I wonder whether the decline in highoctane abuse is not due, in part, to changing fashions in naughty words. Legitimising the four-letter expletive has made insults monotonous and uncerebral. in the Crowe manner. On the other hand, an infinite range of comparative terms is now judged in bad taste, if not actually against the law.

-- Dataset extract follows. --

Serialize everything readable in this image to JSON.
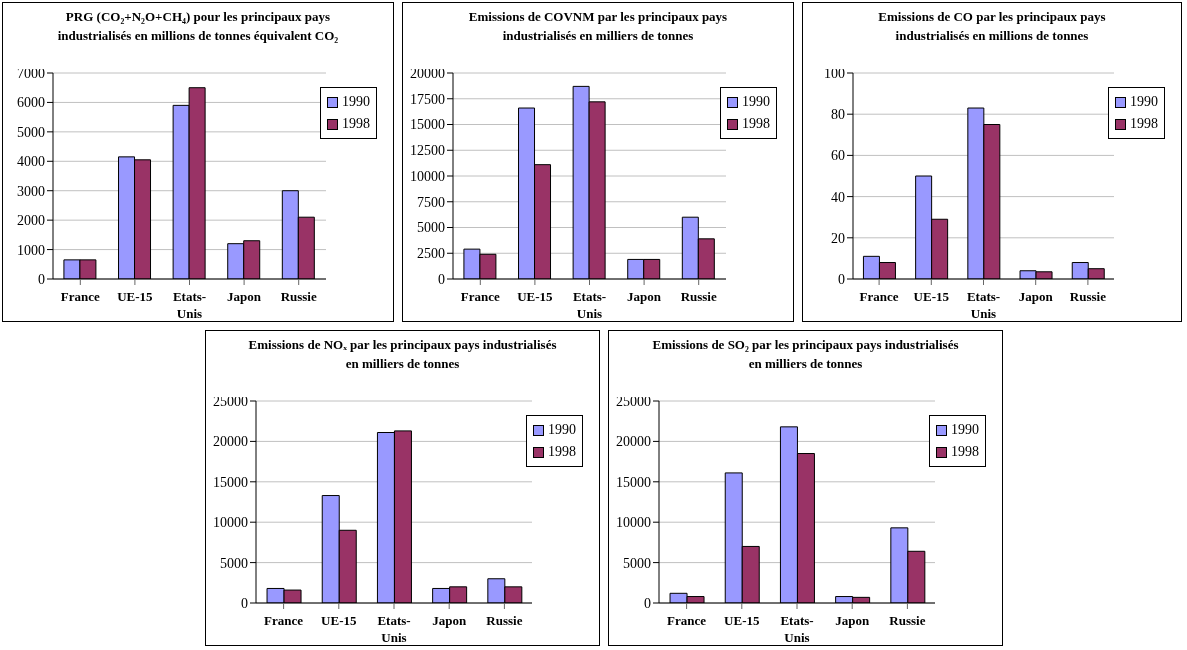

Dubliners cannot now bring Kerrymen into the tirade, nor New Yorkers the Bowery, nor Australians the wretched New Zealanders and Tasmanians. `Bare-arsed Scotchmen. and 'thieving Welsh' are now protected species. Blacks and 'Chinamen', `Fuzzy-Wuzzies' and spearthrowers are out, as Prince Philip, one of the last exponents of the art, has recently been reminded. Insults involving the deaf, the blind, the halt, the midget, the old or the senile, or indeed anyone egregious and eccentric, are forbidden. This process of censorship can be, and is being, extended indefinitely.

Yet classical rudeness, in which nothing is barred, is not heartless. Whether practised by Shaw or Beiloc, Nye Bevan or Winston Churchill himself, it often reflects the ebullience of a great spirit. A rude man can be magnanimous, and tender. Thus the great Gilbert Harding broke down in tears during his famous television encounter with John Freeman. Evelyn Waugh and Randolph Churchill were in the same mould. When Waugh heard that his sparring partner had undergone a successful operation for lung cancer, he spat out, 'Isn't modern medicine wonderful? They examined all Randolph's body and removed the one bit of it that was not malignant.' But shortly afterwards, glimpsing Churchill's pale and shrunken features in White's Club, he embraced him tearfully and thus healed a breach of many years. Inside every rude man, a compassionate man is struggling to get out.